Russian bombing has forced the Rivne nuclear power plant in southern Ukraine to reduce power. Bombing nearby risked damage to the power grid, the reduction of power was done as a safety margin in case the regional grid suddenly went down.
The Khmelnytskyi nuclear power plant in western Ukraine saw a reactor go into automatic shutdown after Russia bombed the power plant. Plant staff reported no damage to critical systems at the plant. Reactors can go into SCRAM (a safety-related automatic shutdown) due to extreme movement or fluctuations in reactor system readings.
The more concerning development this week was a new report that Russia is draining the lake that supplies cooling water to the Zaporizhzhia nuclear power plant. Russian occupiers opened water discharge gates on the downstream dam to drain the lake. The region around the nuclear plant and on that side of the river is occupied by Russian forces preventing Ukraine from doing anything to mitigate the problem. The lake was currently at 14 meters, if it drops to below 13.2 meters, the plant would risk being unable to cool the reactors.
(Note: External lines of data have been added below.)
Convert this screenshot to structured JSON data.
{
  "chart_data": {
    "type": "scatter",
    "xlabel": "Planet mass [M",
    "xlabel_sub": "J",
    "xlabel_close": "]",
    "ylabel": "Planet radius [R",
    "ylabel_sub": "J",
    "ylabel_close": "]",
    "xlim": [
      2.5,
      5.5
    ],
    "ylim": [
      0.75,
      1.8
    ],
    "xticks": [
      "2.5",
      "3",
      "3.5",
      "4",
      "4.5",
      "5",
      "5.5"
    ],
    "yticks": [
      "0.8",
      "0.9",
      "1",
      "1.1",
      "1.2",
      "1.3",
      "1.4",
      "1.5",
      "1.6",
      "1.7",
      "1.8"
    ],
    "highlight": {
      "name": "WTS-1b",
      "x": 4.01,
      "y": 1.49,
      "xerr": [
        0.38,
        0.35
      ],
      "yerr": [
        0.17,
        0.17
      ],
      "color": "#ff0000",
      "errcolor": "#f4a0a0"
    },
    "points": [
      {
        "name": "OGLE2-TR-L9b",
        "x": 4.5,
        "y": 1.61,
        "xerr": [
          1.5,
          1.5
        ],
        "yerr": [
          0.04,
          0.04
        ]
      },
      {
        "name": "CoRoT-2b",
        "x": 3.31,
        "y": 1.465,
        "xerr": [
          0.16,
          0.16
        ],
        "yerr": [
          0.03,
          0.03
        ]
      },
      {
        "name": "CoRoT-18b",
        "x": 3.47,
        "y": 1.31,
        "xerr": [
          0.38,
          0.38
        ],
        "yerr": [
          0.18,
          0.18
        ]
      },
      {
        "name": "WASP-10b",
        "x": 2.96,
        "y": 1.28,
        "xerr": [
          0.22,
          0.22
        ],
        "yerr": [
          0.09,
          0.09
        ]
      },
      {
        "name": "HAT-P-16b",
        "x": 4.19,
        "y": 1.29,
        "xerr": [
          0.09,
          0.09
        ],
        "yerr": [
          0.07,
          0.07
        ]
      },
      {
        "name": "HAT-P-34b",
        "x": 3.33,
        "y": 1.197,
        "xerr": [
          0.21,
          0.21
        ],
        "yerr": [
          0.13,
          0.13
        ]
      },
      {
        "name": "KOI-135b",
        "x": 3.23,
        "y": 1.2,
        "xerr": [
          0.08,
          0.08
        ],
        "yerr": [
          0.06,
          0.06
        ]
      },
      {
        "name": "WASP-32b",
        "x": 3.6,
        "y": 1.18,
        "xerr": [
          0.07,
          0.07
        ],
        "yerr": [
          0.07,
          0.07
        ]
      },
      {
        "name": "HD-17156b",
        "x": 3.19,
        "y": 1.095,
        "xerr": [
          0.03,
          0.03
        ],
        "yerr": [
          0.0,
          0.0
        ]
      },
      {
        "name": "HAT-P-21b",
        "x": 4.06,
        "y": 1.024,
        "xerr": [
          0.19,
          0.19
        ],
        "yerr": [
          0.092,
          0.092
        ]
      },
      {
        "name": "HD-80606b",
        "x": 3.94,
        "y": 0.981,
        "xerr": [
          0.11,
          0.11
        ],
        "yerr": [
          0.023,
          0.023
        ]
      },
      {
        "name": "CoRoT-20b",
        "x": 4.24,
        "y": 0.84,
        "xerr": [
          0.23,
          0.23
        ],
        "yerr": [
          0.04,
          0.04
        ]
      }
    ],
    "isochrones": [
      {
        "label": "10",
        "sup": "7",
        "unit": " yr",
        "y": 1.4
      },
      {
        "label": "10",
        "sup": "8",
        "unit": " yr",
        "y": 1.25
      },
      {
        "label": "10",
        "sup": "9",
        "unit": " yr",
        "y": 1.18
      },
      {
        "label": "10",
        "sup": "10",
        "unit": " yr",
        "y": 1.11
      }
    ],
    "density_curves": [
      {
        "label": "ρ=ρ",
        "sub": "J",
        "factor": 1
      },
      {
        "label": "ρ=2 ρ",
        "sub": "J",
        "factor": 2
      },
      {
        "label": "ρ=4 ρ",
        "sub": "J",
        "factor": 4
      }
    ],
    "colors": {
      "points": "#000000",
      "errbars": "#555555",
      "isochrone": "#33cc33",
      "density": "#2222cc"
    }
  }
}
Operational reactors require significant amounts of constant cooling water from a nearby water source. Reactors that are shut down continue to need cooling water to keep the reactor core cooled and for spent fuel pool cooling. Losing cooling water becomes a significant emergency even if the entire plant is shut down. Officials said the plant isn’t in immediate danger but are closely watching the water level on the lake. It is worth noting that the main cause of the meltdowns at Fukushima Daiichi was the inability to cool the reactors. While that was different circumstances the risk is the same.